“Esto no es una coyuntura; para nosotros ha sido la realidad. Vivimos confinados, bloqueados y amenazados por otros virus”. Eso me dijo una líder caleña de 25 años, cuando le pedí su balance de la situación. Al final agregó: “... lo que quiero es que cuando tenga 50 años sea diferente, quiero pensar en nuevos futuros”. Ese deseo me dejó pensando en este país, al que se le está borrando el maquillaje y ahora se ve más real, con cicatrices, con acné. Las capas de base, al igual que las pestañas postizas se han ido cayendo, exponiendo una piel que requiere cuidados no solo tópicos, sino desde adentro: hidratación, alimentación, bienestar.
Hace unos días estuve en Cartagena, una ciudad que se maquilla de turismo y de glamur para unos pocos, y que con corrector oculta a quienes viven en ella y la sufren. Esa ciudad, con delineador y sombras, termina marchitando su belleza entre las murallas que siguen esclavizando e invisibilizando a su gente. ¡Qué contradicción! Lo que más quiere exhibir es lo que más esconde su esencia. El transporte, los servicios públicos, los precios... tantas cosas separan a esa Cartagena mayoritariamente periférica de su centro.

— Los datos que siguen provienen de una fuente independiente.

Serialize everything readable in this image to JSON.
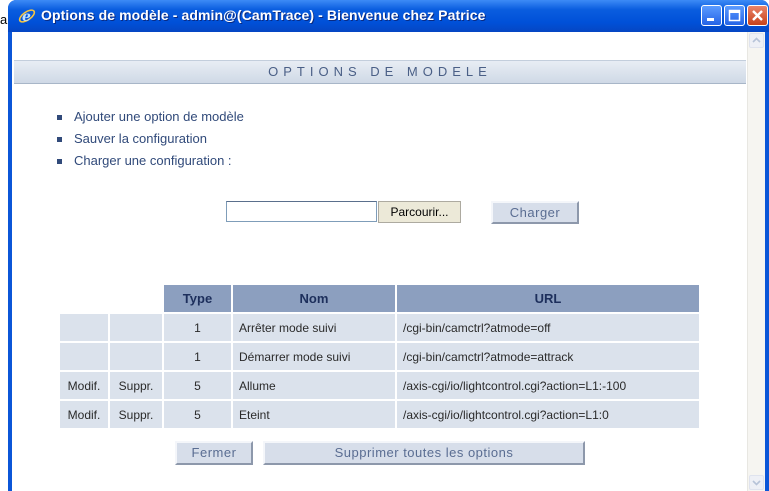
{
  "edge_text": "a",
  "window": {
    "title": "Options de modèle - admin@(CamTrace) - Bienvenue chez Patrice"
  },
  "page": {
    "heading": "OPTIONS DE MODELE",
    "links": [
      "Ajouter une option de modèle",
      "Sauver la configuration",
      "Charger une configuration :"
    ],
    "file_input_value": "",
    "browse_label": "Parcourir...",
    "load_label": "Charger"
  },
  "table": {
    "headers": [
      "",
      "",
      "Type",
      "Nom",
      "URL"
    ],
    "rows": [
      {
        "modif": "",
        "suppr": "",
        "type": "1",
        "nom": "Arrêter mode suivi",
        "url": "/cgi-bin/camctrl?atmode=off"
      },
      {
        "modif": "",
        "suppr": "",
        "type": "1",
        "nom": "Démarrer mode suivi",
        "url": "/cgi-bin/camctrl?atmode=attrack"
      },
      {
        "modif": "Modif.",
        "suppr": "Suppr.",
        "type": "5",
        "nom": "Allume",
        "url": "/axis-cgi/io/lightcontrol.cgi?action=L1:-100"
      },
      {
        "modif": "Modif.",
        "suppr": "Suppr.",
        "type": "5",
        "nom": "Eteint",
        "url": "/axis-cgi/io/lightcontrol.cgi?action=L1:0"
      }
    ]
  },
  "footer": {
    "close_label": "Fermer",
    "delete_all_label": "Supprimer toutes les options"
  },
  "colors": {
    "titlebar": "#0050d8",
    "header_bar_text": "#4a5f86",
    "link_text": "#314a7a",
    "table_header_bg": "#8c9fbf",
    "table_cell_bg": "#dbe2ec",
    "button_bg": "#d7deea"
  },
  "icons": [
    "ie-icon",
    "minimize-icon",
    "maximize-icon",
    "close-icon",
    "scroll-up-icon",
    "scroll-down-icon"
  ]
}
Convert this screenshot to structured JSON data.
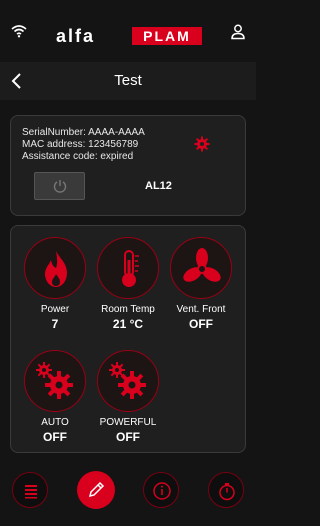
{
  "status_bar": {
    "wifi_icon": "wifi-icon",
    "user_icon": "user-icon"
  },
  "brand": {
    "left": "alfa",
    "right": "PLAM",
    "accent": "#d8001c"
  },
  "header": {
    "title": "Test"
  },
  "device": {
    "serial": "SerialNumber: AAAA-AAAA",
    "mac": "MAC address: 123456789",
    "assistance": "Assistance code: expired",
    "model": "AL12"
  },
  "controls": [
    {
      "label": "Power",
      "value": "7"
    },
    {
      "label": "Room Temp",
      "value": "21 °C"
    },
    {
      "label": "Vent. Front",
      "value": "OFF"
    },
    {
      "label": "AUTO",
      "value": "OFF"
    },
    {
      "label": "POWERFUL",
      "value": "OFF"
    }
  ],
  "bottom_nav": [
    "list-icon",
    "pencil-icon",
    "info-icon",
    "timer-icon"
  ]
}
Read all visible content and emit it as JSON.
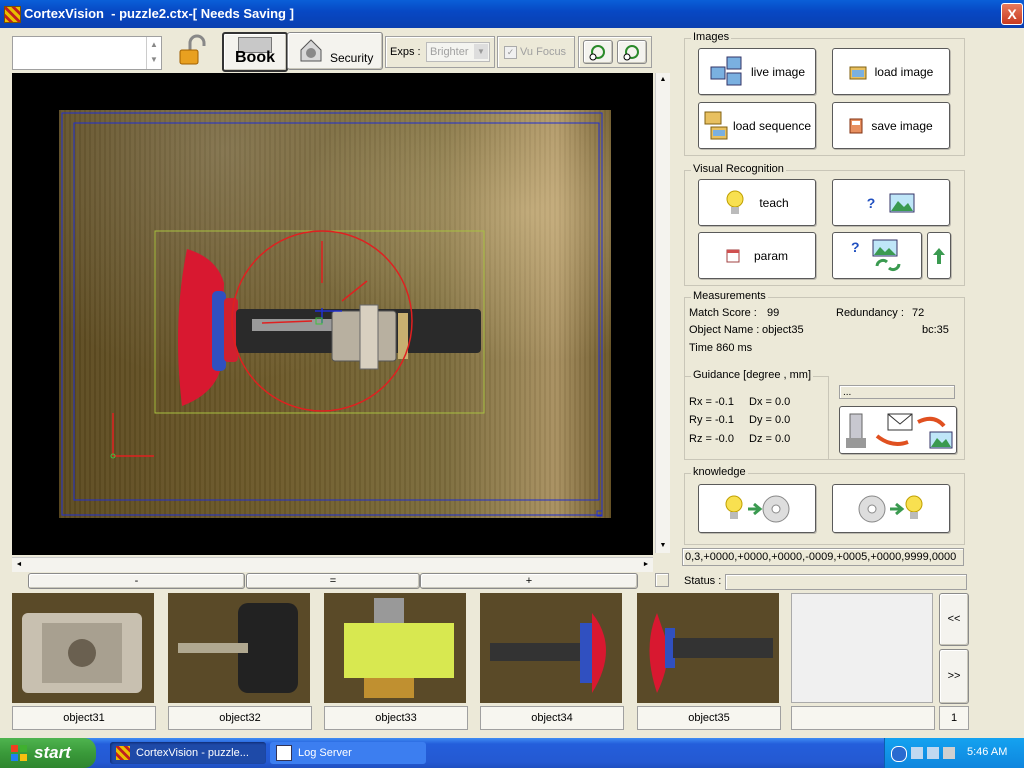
{
  "window": {
    "title": "CortexVision  - puzzle2.ctx-[ Needs Saving ]",
    "close_glyph": "X"
  },
  "toolbar": {
    "book_label": "Book",
    "security_label": "Security",
    "exps_label": "Exps :",
    "exps_value": "Brighter",
    "vufocus_label": "Vu Focus"
  },
  "scroll": {
    "left": "◄",
    "right": "►",
    "up": "▲",
    "down": "▼"
  },
  "zoom": {
    "minus": "-",
    "equal": "=",
    "plus": "+"
  },
  "images_panel": {
    "title": "Images",
    "live": "live image",
    "load": "load image",
    "load_seq": "load sequence",
    "save": "save image"
  },
  "visual_panel": {
    "title": "Visual Recognition",
    "teach": "teach",
    "param": "param"
  },
  "measurements": {
    "title": "Measurements",
    "match_label": "Match Score :",
    "match_value": "99",
    "redundancy_label": "Redundancy :",
    "redundancy_value": "72",
    "object_label": "Object Name :",
    "object_value": "object35",
    "bc_value": "bc:35",
    "time_value": "Time 860 ms"
  },
  "guidance": {
    "title": "Guidance [degree , mm]",
    "rx": "Rx = -0.1",
    "ry": "Ry = -0.1",
    "rz": "Rz = -0.0",
    "dx": "Dx = 0.0",
    "dy": "Dy = 0.0",
    "dz": "Dz = 0.0",
    "address": "..."
  },
  "knowledge": {
    "title": "knowledge"
  },
  "output_string": "0,3,+0000,+0000,+0000,-0009,+0005,+0000,9999,0000",
  "status_label": "Status :",
  "thumbnails": [
    "object31",
    "object32",
    "object33",
    "object34",
    "object35"
  ],
  "page_prev": "<<",
  "page_next": ">>",
  "page_number": "1",
  "taskbar": {
    "start": "start",
    "task1": "CortexVision  - puzzle...",
    "task2": "Log Server",
    "clock": "5:46 AM"
  },
  "colors": {
    "titlebar": "#0a48c4",
    "taskbar": "#245edb",
    "start": "#3a9a3a",
    "overlay_red": "#e02020",
    "overlay_blue": "#2030d0",
    "overlay_green": "#40c040"
  }
}
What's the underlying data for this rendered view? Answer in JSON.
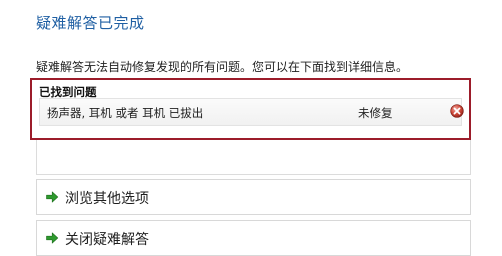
{
  "page": {
    "title": "疑难解答已完成",
    "description": "疑难解答无法自动修复发现的所有问题。您可以在下面找到详细信息。"
  },
  "found_problems": {
    "header": "已找到问题",
    "items": [
      {
        "name": "扬声器, 耳机 或者 耳机 已拔出",
        "status": "未修复",
        "status_icon": "error-icon"
      }
    ]
  },
  "options": [
    {
      "label": "浏览其他选项",
      "icon": "green-arrow-icon"
    },
    {
      "label": "关闭疑难解答",
      "icon": "green-arrow-icon"
    }
  ],
  "colors": {
    "title": "#1f5fa3",
    "highlight_border": "#9c1c2a",
    "arrow": "#2e9a2e",
    "error": "#c0392b"
  }
}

Cartagena, con sus lentes de o, es miope frente al turismo sexual y ciega frente a desapariciones como la de Alexandrith Sarmiento, de quien hace tres meses nadie da razón. La ciudad no se reconoce negra, indígena, mestiza, llena de color. Sin embargo, ahora que ya no es anfitriona de tantos eventos (a los cuales asiste todo el mundo, menos la gente de Cartagena), debe ocuparse de la ‘ciudad real’, esa en la que casi el 70 % de la población expresa solo consumir una comida al día, según el último reporte del Dane. Entonces, sin maquillaje, se da cuenta de que la belleza escapa de las murallas y florece en barrios como Nelson Mandela, donde, bajo el liderazgo de artistas como Dayro Carrasquilla, se generan procesos que le dan vida. La ciudad se devela desde adentro con su gente, no con bellezas limitadas y postizas. No sé si vamos a aprender que debemos replantear el país, desde todos y para todos. No podemos seguir maquillándonos para ser el Miami del sur o el Beverly Hills caleño, construyendo más clubes, colegios segregados y espacios sin ninguna integración social que terminan generando mayor distancia y violencia.
Esta pandemia, que marca un antes y un después, exige un ejercicio para reimaginarse el país y su liderazgo. Ya no sirve que sigamos conduciendo, concentrados en el espejo retrovisor (de glorias o errores pasados); tampoco peleando con los carros de al lado, ocupados por líderes (léase: personas con ciertos cargos) que terminan por estrellarse, dado que no están mirando hacia adelante. En cambio, me llama la atención el término ‘primera línea’ de ese país que cambió, que se está abriendo paso y ya no come cuento de élites de apellidos, puestos o porque sí.
Antes de la pandemia, la primera línea se definía por el ‘know who’ en vez del ‘know how’. Ahora la gente se autodenomina y se agencia. Las mamás, los hijos, las periferias dicen: “Nosotros también somos el centro; somos iguales, estamos en la primera línea igual que ustedes”. El futuro de Cali ya no se define en el club X o en el barrio Y, sino en Siloé, en Aguablanca; Cartagena se juega su porvenir en Nelson Mandela o El Pozón, donde está la gente que no va de visita, sino que la siente.
La pandemia nos desmaquilló, reveló nuestra belleza natural. Debemos nutrirla, irarla y honrarla; percatarnos de que no eran necesario tanto rubor y tanto iluminador, sino irradiar nuestra esencia, lo que realmente somos. A fin de cuentas, como lo escribió Alejandro Casona, “la belleza es la otra forma de la verdad”.